Every year, I go to language learning conferences featuring speakers and attendees who speak hundreds (if not thousands) of languages among them.
Every week, I go to social gatherings in Rome that are attended by a wide variety of tourists and expats from all over the world.
Every day, I connect with students or readers who write to me in their language (or one I know) in the hopes that I can improve their learning.
If I had remained a monolingual Italian, I might never have met any of these people. I might have missed out on friends, colleagues, and even significant others.
But, fortunately for me, I didn't stay monolingual. Just like a fisherman can catch more fish with a bigger net, learning more languages has helped me "catch" many, many friends, and those relationships have helped change my life for the better.
If you learn even one language, you can do the same. I'm sure of it!
6. Languages Can Help You Find Love
Sometimes, the friendships you make in a foreign language can evolve into something even more special: romance!
For example, years ago, I met a group of French girls while traveling abroad in Prague, Czech Republic.
I didn't know Czech at the time, but knowing French helped me strike up conversation with the girls, who were tourists, just as I was.
With time, one of the girls and I grew very close, and she eventually became my girlfriend.
Our relationship, which we maintained entirely through the French language, could have ended with that trip in Prague, but it didn't.
Instead, it led me to France, where I lived for many years, all the while dating the same girl. Through her, I got to know much about the French people, the French language, and the French way of life.
We are no longer together, but I still look back on that period of my life as an incredibly transformative one, which absolutely would not have been possible if I had never decided to learn French.
Like French did for me, the language you learn could act like Cupid's arrow, and help you find love where you least expect it.

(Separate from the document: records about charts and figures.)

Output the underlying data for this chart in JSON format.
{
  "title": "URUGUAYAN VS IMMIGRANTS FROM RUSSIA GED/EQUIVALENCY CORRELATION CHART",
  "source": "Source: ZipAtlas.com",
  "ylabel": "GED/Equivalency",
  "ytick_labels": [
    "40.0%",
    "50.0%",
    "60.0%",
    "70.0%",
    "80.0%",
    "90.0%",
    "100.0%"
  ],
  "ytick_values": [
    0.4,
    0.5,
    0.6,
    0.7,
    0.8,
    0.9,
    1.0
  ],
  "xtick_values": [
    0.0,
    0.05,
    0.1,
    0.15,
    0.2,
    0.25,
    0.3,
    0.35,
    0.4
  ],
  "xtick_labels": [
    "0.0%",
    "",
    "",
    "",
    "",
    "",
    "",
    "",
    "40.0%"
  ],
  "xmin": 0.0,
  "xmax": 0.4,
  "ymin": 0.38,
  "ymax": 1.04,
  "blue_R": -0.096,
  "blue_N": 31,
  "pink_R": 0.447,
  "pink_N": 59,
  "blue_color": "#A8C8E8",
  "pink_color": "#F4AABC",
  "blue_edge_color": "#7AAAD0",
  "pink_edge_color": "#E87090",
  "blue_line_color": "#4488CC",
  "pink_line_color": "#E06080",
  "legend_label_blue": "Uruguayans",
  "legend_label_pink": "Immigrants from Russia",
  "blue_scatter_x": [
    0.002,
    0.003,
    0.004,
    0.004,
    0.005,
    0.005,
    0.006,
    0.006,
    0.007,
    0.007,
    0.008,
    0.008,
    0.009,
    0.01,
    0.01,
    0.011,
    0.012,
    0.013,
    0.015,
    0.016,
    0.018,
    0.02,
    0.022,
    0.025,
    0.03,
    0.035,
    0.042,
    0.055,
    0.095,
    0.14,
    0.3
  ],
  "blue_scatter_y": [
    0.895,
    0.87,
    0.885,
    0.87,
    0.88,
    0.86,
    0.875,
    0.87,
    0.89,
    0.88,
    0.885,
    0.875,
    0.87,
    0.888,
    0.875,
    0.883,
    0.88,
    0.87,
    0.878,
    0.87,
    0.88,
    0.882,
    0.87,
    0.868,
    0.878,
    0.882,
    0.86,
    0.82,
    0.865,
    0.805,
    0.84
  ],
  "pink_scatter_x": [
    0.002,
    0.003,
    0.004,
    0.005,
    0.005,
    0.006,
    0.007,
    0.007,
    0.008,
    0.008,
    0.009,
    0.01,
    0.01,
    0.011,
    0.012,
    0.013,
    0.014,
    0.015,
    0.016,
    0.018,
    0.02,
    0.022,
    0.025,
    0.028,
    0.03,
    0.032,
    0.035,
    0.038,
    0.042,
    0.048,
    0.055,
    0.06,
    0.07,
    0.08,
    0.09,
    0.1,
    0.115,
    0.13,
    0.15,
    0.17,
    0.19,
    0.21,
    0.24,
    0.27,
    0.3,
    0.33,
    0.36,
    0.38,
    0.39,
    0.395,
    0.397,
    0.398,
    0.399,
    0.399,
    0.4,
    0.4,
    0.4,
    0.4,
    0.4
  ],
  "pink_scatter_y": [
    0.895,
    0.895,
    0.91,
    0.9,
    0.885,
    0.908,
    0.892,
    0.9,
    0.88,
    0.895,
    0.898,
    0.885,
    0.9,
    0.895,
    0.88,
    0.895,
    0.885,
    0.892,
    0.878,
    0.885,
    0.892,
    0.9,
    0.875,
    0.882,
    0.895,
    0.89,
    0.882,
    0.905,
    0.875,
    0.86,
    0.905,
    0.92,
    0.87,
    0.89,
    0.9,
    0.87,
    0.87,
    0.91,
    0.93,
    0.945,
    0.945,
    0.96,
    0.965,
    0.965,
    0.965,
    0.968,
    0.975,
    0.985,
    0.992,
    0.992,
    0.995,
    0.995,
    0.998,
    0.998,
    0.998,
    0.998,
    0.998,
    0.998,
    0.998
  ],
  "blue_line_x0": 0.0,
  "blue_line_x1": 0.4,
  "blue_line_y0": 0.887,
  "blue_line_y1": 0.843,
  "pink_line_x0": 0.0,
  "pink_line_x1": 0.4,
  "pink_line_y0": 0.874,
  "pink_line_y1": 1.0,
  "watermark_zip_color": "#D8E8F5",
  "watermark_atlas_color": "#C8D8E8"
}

7. Learning a New Language Can Boost Your Career Prospects
Unless you've been living under a rock for the past twenty years, you've probably noticed how the world is becoming more globalized.
Thanks to things like the Internet, the frequency of cooperation, collaboration, and communication between people from different language backgrounds is increasing at a rate never before seen in human history.
This means that if you know more than one language, you can take part in all of this increased activity, and benefit your work opportunities and career as a result.
For example, you can be like me, and use your language skills to help people from different countries improve their language skills.
Or you can be like my cousin, a scientist in Canada whose knowledge of both English and French combined has made a huge difference in his career trajectory.
In my life, I've met many, many people who fall into the latter group. Since these people know two, three, four or more languages, they are able to use those languages as "tools" to help them do more meaningful work and have a greater impact on the world, as well.
You can think of every language you learn as a "tool" in much the same way. Just like every tool in a toolbox can help you solve new problems and overcome new obstacles, every language you learn can help you do the same for your career.
If these seven benefits have shown you anything about languages, I hope it's this:
Learning a new language is never a waste of time.
It takes a lot of time, effort, and energy to learn a language, surely, but once you do, it will always be beneficial to you, and often in ways that are completely unexpected.
Even with just one foreign language under your belt, you'll be a more well-rounded and more disciplined person. You'll be able to travel to more places, meet more people, and even find more dating partners, if you wish. You'll even have broader career opportunities, if you know how to look for them. And you can do all this again and again, with as many languages as you'd like.
Languages don't just give you more than you had. They make you more than you were.
If you've been on the fence about learning a new language, try to keep that thought in mind. Focus on the fact that if you start today—if you start right now—you'll soon be well on the path to a newer, better you.